Rapita dai modi eleganti e dall’eloquio forbito dell’uomo lei, intenerita dalla sfortuna in cui era incappato quel bel cucciolone ferito, ignorando la leggera fitta di dolore che le pizzicava la spalla, rispose: «Niente di che preoccuparsi, sto bene. Ecco… siamo arrivati all’uscita. Adesso io scendo. Appena sono giù, lei mi passa la valigia che poi io le prendo la mano per aiutarla a scendere».

Poggiati i piedi a terra lui, rivolgendosi alla giovane donna, disse: «Non so come avrei fatto senza il suo aiuto. Spero un addetto della stazione mi accompagni a trovare un taxi».

«Oddio!… pensavo avesse qualcuno, una moglie, un amico, che l'aspettava qui al binario o fuori della stazione».

«Magari… non ho nè moglie nè amici. Sono a Trento solo di passaggio, per lavoro. Domattina ho un incontro all’università con docenti e studenti del Dipartimento di Sociologia della Letteratura e nel pomeriggio dovrei ripartire per Roma».

«Allora lei adesso sarebbe andato in albergo, e così?».

«Sì, mi hanno fissato una stanza all’Hotel America e prenotato un tavolo in un ristorante nei dintorni dell’hotel. Il nome l'ho appuntato nella mia agenda».

«Ho capito…» stava dicendo la giovane donna che lui intervenne.

«Scusi se la interrompo, almeno prima di lasciarla permetta io mi presenti. Sono Valerio Ortese, vengo, come avrà intuito, da Roma che è anche la città dove abito e lavoro».

«Sì, certo… piacere, io mi chiamo Laura Calliari, vengo da Verona, ma abito e lavoro qui a Trento. Scusi signor Ortese, lungi dall’essere invadente, l’albergo dove ha prenotato è vicinissimo alla stazione. Per arrivarci non le serve il taxi. Se non ha difficoltà a camminare l’accompagno io. Mi sa che è meglio, altrimenti su questo binario lei ci fa notte aspettando arrivi qualcuno ad aiutarla».

«Signorina Calliari… giusto? Scusi, io per i nomi ho qualche difficoltà, è sicura di non scombinare i suoi programmi? Mi seccherebbe approfittare. Magari è stanca e certamente ci sarà qualcuno ad attenderla per cena».

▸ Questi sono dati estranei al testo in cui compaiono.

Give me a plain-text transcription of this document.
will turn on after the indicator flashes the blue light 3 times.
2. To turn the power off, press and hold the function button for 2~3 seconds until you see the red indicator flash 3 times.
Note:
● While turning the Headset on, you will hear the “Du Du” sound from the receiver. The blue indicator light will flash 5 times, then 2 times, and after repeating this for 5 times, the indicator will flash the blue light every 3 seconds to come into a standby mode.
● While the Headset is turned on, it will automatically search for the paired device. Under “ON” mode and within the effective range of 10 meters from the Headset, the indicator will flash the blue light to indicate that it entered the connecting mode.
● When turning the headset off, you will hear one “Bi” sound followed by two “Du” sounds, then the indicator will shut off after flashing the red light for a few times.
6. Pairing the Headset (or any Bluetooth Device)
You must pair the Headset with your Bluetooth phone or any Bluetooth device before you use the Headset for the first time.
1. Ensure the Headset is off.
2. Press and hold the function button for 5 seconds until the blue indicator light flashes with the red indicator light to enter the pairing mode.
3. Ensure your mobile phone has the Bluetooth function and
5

«Non si preoccupi, lo faccio volentieri e se proprio ci tiene a saperlo, non ho nessuno in pensiero per me. No! le sto dicendo una bugia, qualcuno ci sarebbe, si chiama Ozzi, il mio gatto, però stasera è a casa di amici, coccolato e viziato dai loro bambini».

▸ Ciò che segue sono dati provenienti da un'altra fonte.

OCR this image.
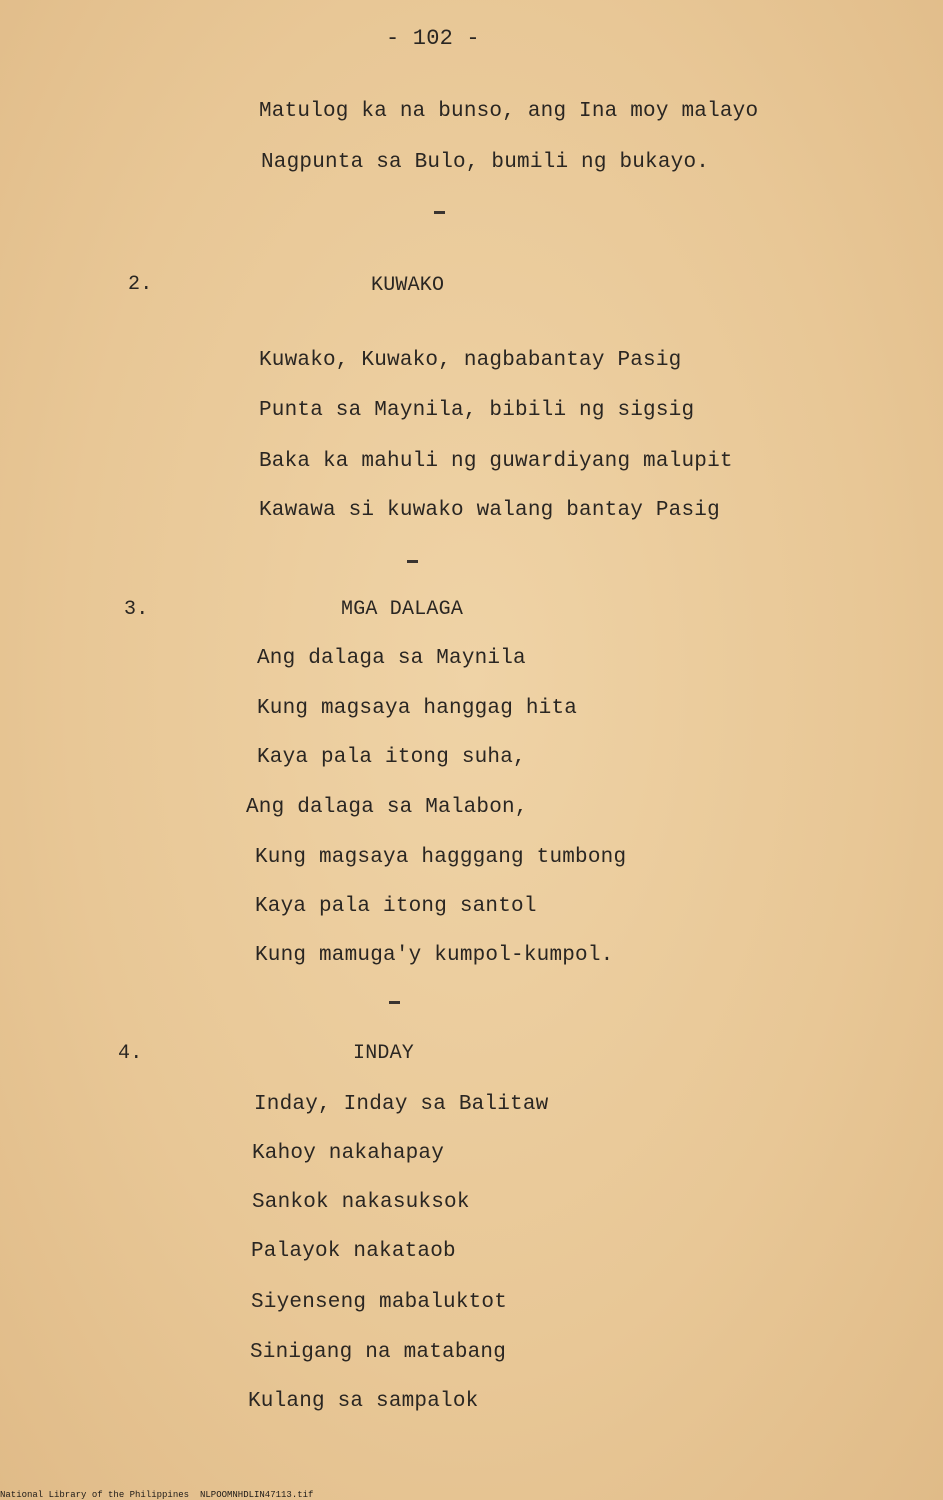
- 102 -
Matulog ka na bunso, ang Ina moy malayo
Nagpunta sa Bulo, bumili ng bukayo.
2.	KUWAKO
Kuwako, Kuwako, nagbabantay Pasig
Punta sa Maynila, bibili ng sigsig
Baka ka mahuli ng guwardiyang malupit
Kawawa si kuwako walang bantay Pasig
3.	MGA DALAGA
Ang dalaga sa Maynila
Kung magsaya hanggag hita
Kaya pala itong suha,
Ang dalaga sa Malabon,
Kung magsaya hagggang tumbong
Kaya pala itong santol
Kung mamuga'y kumpol-kumpol.
4.	INDAY
Inday, Inday sa Balitaw
Kahoy nakahapay
Sankok nakasuksok
Palayok nakataob
Siyenseng mabaluktot
Sinigang na matabang
Kulang sa sampalok
National Library of the Philippines NLPOOMNHDLIN47113.tif
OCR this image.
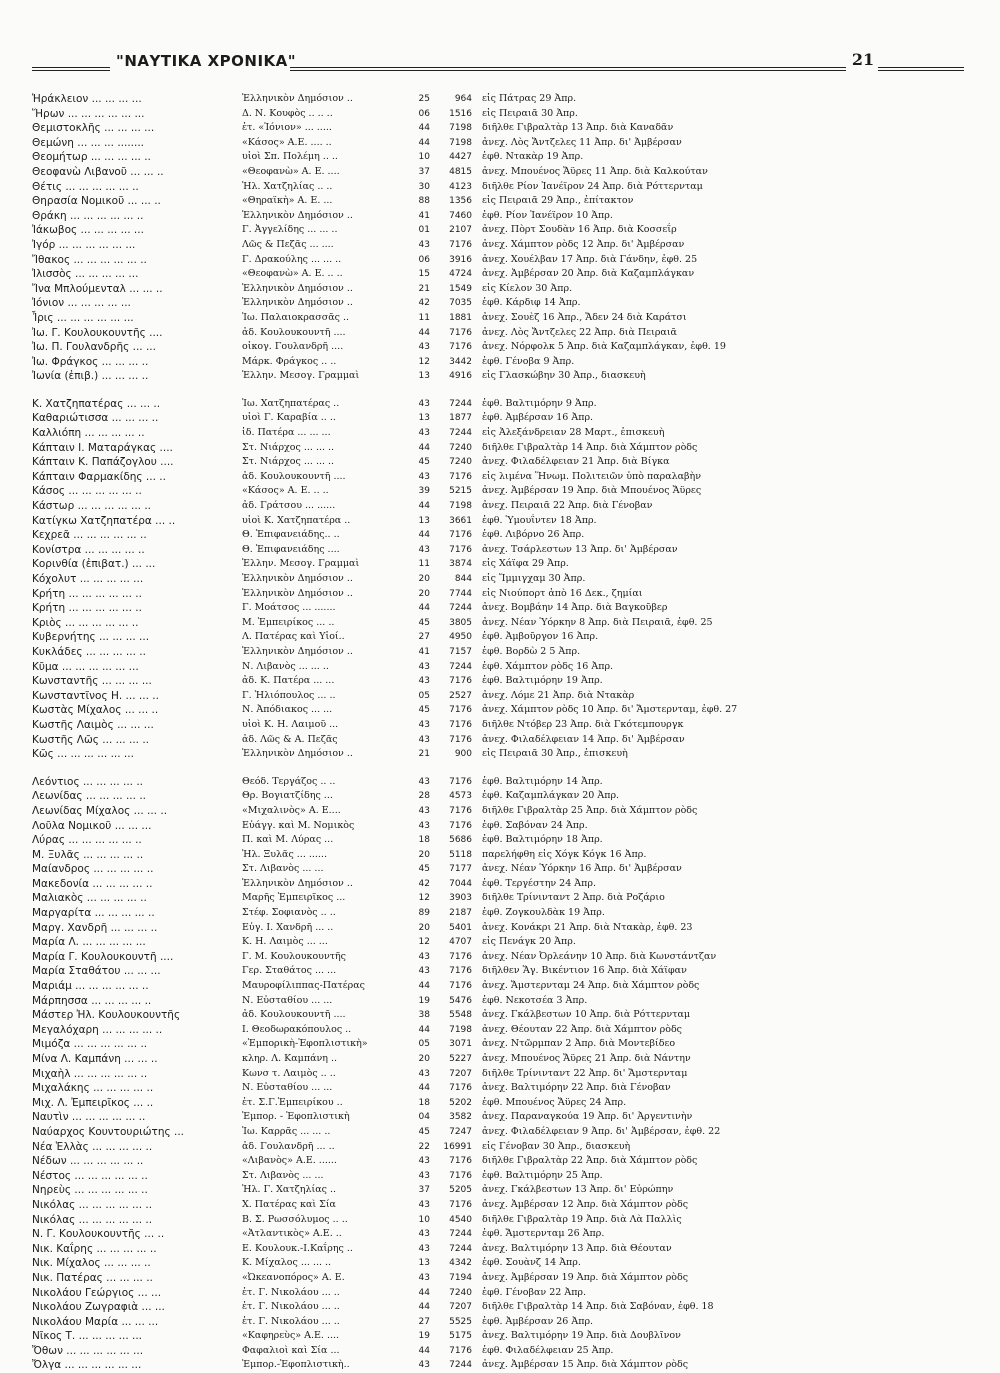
"ΝΑΥΤΙΚΑ ΧΡΟΝΙΚΑ"	21
Ἡράκλειον ... ... ... ...	Ἑλληνικὸν Δημόσιον ..	25	964 εἰς Πάτρας 29 Ἀπρ.
Ἥρων ... ... ... ... ... ...	Δ. Ν. Κουφὸς .. .. ..	06	1516 εἰς Πειραιᾶ 30 Ἀπρ.
Θεμιστοκλῆς ... ... ... ...	ἑτ. «Ἰόνιον» ... .....	44	7198 διῆλθε Γιβραλτὰρ 13 Ἀπρ. διὰ Καναδᾶν
Θεμώνη ... ... ... ........	«Κάσος» Α.Ε. .... ..	44	7198 ἀνεχ. Λὸς Ἄντζελες 11 Ἀπρ. δι' Ἀμβέρσαν
Θεομήτωρ ... ... ... ... ..	υἱοὶ Σπ. Πολέμη .. ..	10	4427 ἐφθ. Ντακὰρ 19 Ἀπρ.
Θεοφανὼ Λιβανοῦ ... ... ..	«Θεοφανὼ» Α. Ε. ....	37	4815 ἀνεχ. Μπουένος Ἄϋρες 11 Ἀπρ. διὰ Καλκούταν
Θέτις ... ... ... ... ... ..	Ἠλ. Χατζηλίας .. ..	30	4123 διῆλθε Ρίον Ἰανέϊρον 24 Ἀπρ. διὰ Ρόττερνταμ
Θηρασία Νομικοῦ ... ... ..	«Θηραϊκὴ» Α. Ε. ...	88	1356 εἰς Πειραιᾶ 29 Ἀπρ., ἐπίτακτον
Θράκη ... ... ... ... ... ..	Ἑλληνικὸν Δημόσιον ..	41	7460 ἐφθ. Ρίον Ἰανέϊρον 10 Ἀπρ.
Ἰάκωβος ... ... ... ... ...	Γ. Ἀγγελίδης ... ... ..	01	2107 ἀνεχ. Πὸρτ Σουδὰν 16 Ἀπρ. διὰ Κοσσεΐρ
Ἰγόρ ... ... ... ... ... ...	Λῶς & Πεζᾶς ... ....	43	7176 ἀνεχ. Χάμπτον ρὸδς 12 Ἀπρ. δι' Ἀμβέρσαν
Ἴθακος ... ... ... ... ... ..	Γ. Δρακούλης ... ... ..	06	3916 ἀνεχ. Χουέλβαν 17 Ἀπρ. διὰ Γάνδην, ἐφθ. 25
Ἰλισσὸς ... ... ... ... ...	«Θεοφανὼ» Α. Ε. .. ..	15	4724 ἀνεχ. Ἀμβέρσαν 20 Ἀπρ. διὰ Καζαμπλάγκαν
Ἴνα Μπλούμενταλ ... ... ..	Ἑλληνικὸν Δημόσιον ..	21	1549 εἰς Κίελον 30 Ἀπρ.
Ἰόνιον ... ... ... ... ...	Ἑλληνικὸν Δημόσιον ..	42	7035 ἐφθ. Κάρδιφ 14 Ἀπρ.
Ἶρις ... ... ... ... ... ...	Ἰω. Παλαιοκρασσᾶς ..	11	1881 ἀνεχ. Σουὲζ 16 Ἀπρ., Ἄδεν 24 διὰ Καράτσι
Ἰω. Γ. Κουλουκουντῆς ....	ἀδ. Κουλουκουντῆ ....	44	7176 ἀνεχ. Λὸς Ἄντζελες 22 Ἀπρ. διὰ Πειραιᾶ
Ἰω. Π. Γουλανδρῆς ... ...	οἰκογ. Γουλανδρῆ ....	43	7176 ἀνεχ. Νόρφολκ 5 Ἀπρ. διὰ Καζαμπλάγκαν, ἐφθ. 19
Ἰω. Φράγκος ... ... ... ..	Μάρκ. Φράγκος .. ..	12	3442 ἐφθ. Γένοβα 9 Ἀπρ.
Ἰωνία (ἐπιβ.) ... ... ... ..	Ἑλλην. Μεσογ. Γραμμαὶ	13	4916 εἰς Γλασκώβην 30 Ἀπρ., διασκευὴ
Κ. Χατζηπατέρας ... ... ..	Ἰω. Χατζηπατέρας ..	43	7244 ἐφθ. Βαλτιμόρην 9 Ἀπρ.
Καθαριώτισσα ... ... ... ..	υἱοὶ Γ. Καραβία .. ..	13	1877 ἐφθ. Ἀμβέρσαν 16 Ἀπρ.
Καλλιόπη ... ... ... ... ..	ἰδ. Πατέρα ... ... ...	43	7244 εἰς Ἀλεξάνδρειαν 28 Μαρτ., ἐπισκευὴ
Κάπταιν Ι. Ματαράγκας ....	Στ. Νιάρχος ... ... ..	44	7240 διῆλθε Γιβραλτὰρ 14 Ἀπρ. διὰ Χάμπτον ρὸδς
Κάπταιν Κ. Παπάζογλου ....	Στ. Νιάρχος ... ... ..	45	7240 ἀνεχ. Φιλαδέλφειαν 21 Ἀπρ. διὰ Βίγκα
Κάπταιν Φαρμακίδης ... ..	ἀδ. Κουλουκουντῆ ....	43	7176 εἰς λιμένα Ἥνωμ. Πολιτειῶν ὑπὸ παραλαβὴν
Κάσος ... ... ... ... ... ..	«Κάσος» Α. Ε. .. ..	39	5215 ἀνεχ. Ἀμβέρσαν 19 Ἀπρ. διὰ Μπουένος Ἄϋρες
Κάστωρ ... ... ... ... ... ..	ἀδ. Γράτσου ... ......	44	7198 ἀνεχ. Πειραιᾶ 22 Ἀπρ. διὰ Γένοβαν
Κατίγκω Χατζηπατέρα ... ..	υἱοὶ Κ. Χατζηπατέρα ..	13	3661 ἐφθ. Ὑμουΐντεν 18 Ἀπρ.
Κεχρεᾶ ... ... ... ... ... ..	Θ. Ἐπιφανειάδης.. ..	44	7176 ἐφθ. Λιβόρνο 26 Ἀπρ.
Κονίστρα ... ... ... ... ..	Θ. Ἐπιφανειάδης ....	43	7176 ἀνεχ. Τσάρλεστων 13 Ἀπρ. δι' Ἀμβέρσαν
Κορινθία (ἐπιβατ.) ... ...	Ἑλλην. Μεσογ. Γραμμαὶ	11	3874 εἰς Χάϊφα 29 Ἀπρ.
Κόχολυτ ... ... ... ... ...	Ἑλληνικὸν Δημόσιον ..	20	844 εἰς Ἴμμιγχαμ 30 Ἀπρ.
Κρήτη ... ... ... ... ... ..	Ἑλληνικὸν Δημόσιον ..	20	7744 εἰς Νιούπορτ ἀπὸ 16 Δεκ., ζημίαι
Κρήτη ... ... ... ... ... ..	Γ. Μοάτσος ... .......	44	7244 ἀνεχ. Βομβάην 14 Ἀπρ. διὰ Βαγκοῦβερ
Κριὸς ... ... ... ... ... ..	Μ. Ἐμπειρίκος ... ..	45	3805 ἀνεχ. Νέαν Ὑόρκην 8 Ἀπρ. διὰ Πειραιᾶ, ἐφθ. 25
Κυβερνήτης ... ... ... ...	Λ. Πατέρας καὶ Υἱοί..	27	4950 ἐφθ. Ἀμβοῦργον 16 Ἀπρ.
Κυκλάδες ... ... ... ... ..	Ἑλληνικὸν Δημόσιον ..	41	7157 ἐφθ. Βορδὼ 2 5 Ἀπρ.
Κῦμα ... ... ... ... ... ...	Ν. Λιβανὸς ... ... ..	43	7244 ἐφθ. Χάμπτον ρὸδς 16 Ἀπρ.
Κωνσταντῆς ... ... ... ...	ἀδ. Κ. Πατέρα ... ...	43	7176 ἐφθ. Βαλτιμόρην 19 Ἀπρ.
Κωνσταντῖνος Η. ... ... ..	Γ. Ἠλιόπουλος ... ..	05	2527 ἀνεχ. Λόμε 21 Ἀπρ. διὰ Ντακὰρ
Κωστὰς Μίχαλος ... ... ..	Ν. Ἀπόδιακος ... ...	45	7176 ἀνεχ. Χάμπτον ρὸδς 10 Ἀπρ. δι' Ἄμστερνταμ, ἐφθ. 27
Κωστῆς Λαιμὸς ... ... ...	υἱοὶ Κ. Η. Λαιμοῦ ...	43	7176 διῆλθε Ντόβερ 23 Ἀπρ. διὰ Γκότεμπουργκ
Κωστῆς Λῶς ... ... ... ..	ἀδ. Λῶς & Α. Πεζᾶς	43	7176 ἀνεχ. Φιλαδέλφειαν 14 Ἀπρ. δι' Ἀμβέρσαν
Κῶς ... ... ... ... ... ...	Ἑλληνικὸν Δημόσιον ..	21	900 εἰς Πειραιᾶ 30 Ἀπρ., ἐπισκευὴ
Λεόντιος ... ... ... ... ..	Θεόδ. Τεργάζος .. ..	43	7176 ἐφθ. Βαλτιμόρην 14 Ἀπρ.
Λεωνίδας ... ... ... ... ..	Θρ. Βογιατζίδης ...	28	4573 ἐφθ. Καζαμπλάγκαν 20 Ἀπρ.
Λεωνίδας Μίχαλος ... ... ..	«Μιχαλινὸς» Α. Ε....	43	7176 διῆλθε Γιβραλτὰρ 25 Ἀπρ. διὰ Χάμπτον ρὸδς
Λοῦλα Νομικοῦ ... ... ...	Εὐάγγ. καὶ Μ. Νομικὸς	43	7176 ἐφθ. Σαβόναν 24 Ἀπρ.
Λύρας ... ... ... ... ... ..	Π. καὶ Μ. Λύρας ...	18	5686 ἐφθ. Βαλτιμόρην 18 Ἀπρ.
Μ. Ξυλᾶς ... ... ... ... ..	Ἠλ. Ξυλᾶς ... ......	20	5118 παρελήφθη εἰς Χόγκ Κόγκ 16 Ἀπρ.
Μαίανδρος ... ... ... ... ..	Στ. Λιβανὸς ... ...	45	7177 ἀνεχ. Νέαν Ὑόρκην 16 Ἀπρ. δι' Ἀμβέρσαν
Μακεδονία ... ... ... ... ..	Ἑλληνικὸν Δημόσιον ..	42	7044 ἐφθ. Τεργέστην 24 Ἀπρ.
Μαλιακὸς ... ... ... ... ..	Μαρῆς Ἐμπειρῖκος ...	12	3903 διῆλθε Τρίνινταντ 2 Ἀπρ. διὰ Ροζάριο
Μαργαρίτα ... ... ... ... ..	Στέφ. Σοφιανὸς .. ..	89	2187 ἐφθ. Ζογκουλδὰκ 19 Ἀπρ.
Μαργ. Χανδρῆ ... ... ... ..	Εὐγ. Ι. Χανδρῆ ... ..	20	5401 ἀνεχ. Κονάκρι 21 Ἀπρ. διὰ Ντακὰρ, ἐφθ. 23
Μαρία Λ. ... ... ... ... ...	Κ. Η. Λαιμὸς ... ...	12	4707 εἰς Πενάγκ 20 Ἀπρ.
Μαρία Γ. Κουλουκουντῆ ....	Γ. Μ. Κουλουκουντῆς	43	7176 ἀνεχ. Νέαν Ὀρλεάνην 10 Ἀπρ. διὰ Κωνστάντζαν
Μαρία Σταθάτου ... ... ...	Γερ. Σταθάτος ... ...	43	7176 διῆλθεν Ἅγ. Βικέντιον 16 Ἀπρ. διὰ Χάϊφαν
Μαριάμ ... ... ... ... ... ..	Μαυροφίλιππας-Πατέρας	44	7176 ἀνεχ. Ἄμστερνταμ 24 Ἀπρ. διὰ Χάμπτον ρὸδς
Μάρπησσα ... ... ... ... ..	Ν. Εὐσταθίου ... ...	19	5476 ἐφθ. Νεκοτσέα 3 Ἀπρ.
Μάστερ Ἠλ. Κουλουκουντῆς	ἀδ. Κουλουκουντῆ ....	38	5548 ἀνεχ. Γκάλβεστων 10 Ἀπρ. διὰ Ρόττερνταμ
Μεγαλόχαρη ... ... ... ... ..	Ι. Θεοδωρακόπουλος ..	44	7198 ἀνεχ. Θέουταν 22 Ἀπρ. διὰ Χάμπτον ρὸδς
Μιμόζα ... ... ... ... ... ..	«Ἐμπορικὴ-Ἐφοπλιστικὴ»	05	3071 ἀνεχ. Ντῶρμπαν 2 Ἀπρ. διὰ Μοντεβίδεο
Μίνα Λ. Καμπάνη ... ... ..	κληρ. Λ. Καμπάνη ..	20	5227 ἀνεχ. Μπουένος Ἄϋρες 21 Ἀπρ. διὰ Νάντην
Μιχαὴλ ... ... ... ... ... ..	Κωνσ τ. Λαιμὸς .. ..	43	7207 διῆλθε Τρίνινταντ 22 Ἀπρ. δι' Ἄμστερνταμ
Μιχαλάκης ... ... ... ... ..	Ν. Εὐσταθίου ... ...	44	7176 ἀνεχ. Βαλτιμόρην 22 Ἀπρ. διὰ Γένοβαν
Μιχ. Λ. Ἐμπειρῖκος ... ..	ἑτ. Σ.Γ.Ἐμπειρίκου ..	18	5202 ἐφθ. Μπουένος Ἄϋρες 24 Ἀπρ.
Ναυτὶν ... ... ... ... ... ..	Ἐμπορ. - Ἐφοπλιστικὴ	04	3582 ἀνεχ. Παραναγκούα 19 Ἀπρ. δι' Ἀργεντινὴν
Ναύαρχος Κουντουριώτης ...	Ἰω. Καρρᾶς ... ... ..	45	7247 ἀνεχ. Φιλαδέλφειαν 9 Ἀπρ. δι' Ἀμβέρσαν, ἐφθ. 22
Νέα Ἑλλὰς ... ... ... ... ..	ἀδ. Γουλανδρῆ ... ..	22	16991 εἰς Γένοβαν 30 Ἀπρ., διασκευὴ
Νέδων ... ... ... ... ... ..	«Λιβανὸς» Α.Ε. ......	43	7176 διῆλθε Γιβραλτὰρ 22 Ἀπρ. διὰ Χάμπτον ρὸδς
Νέστος ... ... ... ... ... ..	Στ. Λιβανὸς ... ...	43	7176 ἐφθ. Βαλτιμόρην 25 Ἀπρ.
Νηρεὺς ... ... ... ... ... ..	Ἠλ. Γ. Χατζηλίας ..	37	5205 ἀνεχ. Γκάλβεστων 13 Ἀπρ. δι' Εὐρώπην
Νικόλας ... ... ... ... ... ..	Χ. Πατέρας καὶ Σία	43	7176 ἀνεχ. Ἀμβέρσαν 12 Ἀπρ. διὰ Χάμπτον ρὸδς
Νικόλας ... ... ... ... ... ..	Β. Σ. Ρωσσόλυμος .. ..	10	4540 διῆλθε Γιβραλτὰρ 19 Ἀπρ. διὰ Λὰ Παλλὶς
Ν. Γ. Κουλουκουντῆς ... ..	«Ἀτλαντικὸς» Α.Ε. ..	43	7244 ἐφθ. Ἄμστερνταμ 26 Ἀπρ.
Νικ. Καΐρης ... ... ... ... ..	Ε. Κουλουκ.-Ι.Καΐρης ..	43	7244 ἀνεχ. Βαλτιμόρην 13 Ἀπρ. διὰ Θέουταν
Νικ. Μίχαλος ... ... ... ..	Κ. Μίχαλος ... ... ..	13	4342 ἐφθ. Σουὰνζ 14 Ἀπρ.
Νικ. Πατέρας ... ... ... ..	«Ὠκεανοπόρος» Α. Ε.	43	7194 ἀνεχ. Ἀμβέρσαν 19 Ἀπρ. διὰ Χάμπτον ρὸδς
Νικολάου Γεώργιος ... ...	ἑτ. Γ. Νικολάου ... ..	44	7240 ἐφθ. Γένοβαν 22 Ἀπρ.
Νικολάου Ζωγραφιὰ ... ...	ἑτ. Γ. Νικολάου ... ..	44	7207 διῆλθε Γιβραλτὰρ 14 Ἀπρ. διὰ Σαβόναν, ἐφθ. 18
Νικολάου Μαρία ... ... ...	ἑτ. Γ. Νικολάου ... ..	27	5525 ἐφθ. Ἀμβέρσαν 26 Ἀπρ.
Νῖκος Τ. ... ... ... ... ...	«Καφηρεὺς» Α.Ε. ....	19	5175 ἀνεχ. Βαλτιμόρην 19 Ἀπρ. διὰ Δουβλῖνον
Ὄθων ... ... ... ... ... ...	Φαφαλιοὶ καὶ Σία ...	44	7176 ἐφθ. Φιλαδέλφειαν 25 Ἀπρ.
Ὄλγα ... ... ... ... ... ...	Ἐμπορ.-Ἐφοπλιστικὴ..	43	7244 ἀνεχ. Ἀμβέρσαν 15 Ἀπρ. διὰ Χάμπτον ρὸδς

«Allora faccia la buona Samaritana sino in fondo: mi accompagna prima in albergo e poi – uh maledetto naso, se fa male! –  e poi, le dicevo, si ferma a cena con me. Non vedo altro modo per sdebitarmi con lei. Su, signorina Laura, spero non le dispiaccia se l’ho chiamata per nome, mi dica di sì, mi permetta di essere all’altezza della sua gentilezza!».

Indecisa se accettare o meno l’invito, Laura guardandolo rispose: «Mi dia qualche secondo per pensarci, intanto raggiungiamo l’uscita. Nell’atrio della stazione ci sono i telefoni, almeno una chiamata ai miei amici devo farla. Sa, con un gatto non si sa mai come vanno le cose».

«Bene, sono però certo che i suoi amici non le diranno di no. A proposito, ha fatto caso a quante scintille sono volate in aria quando il treno ha iniziato a frenare?».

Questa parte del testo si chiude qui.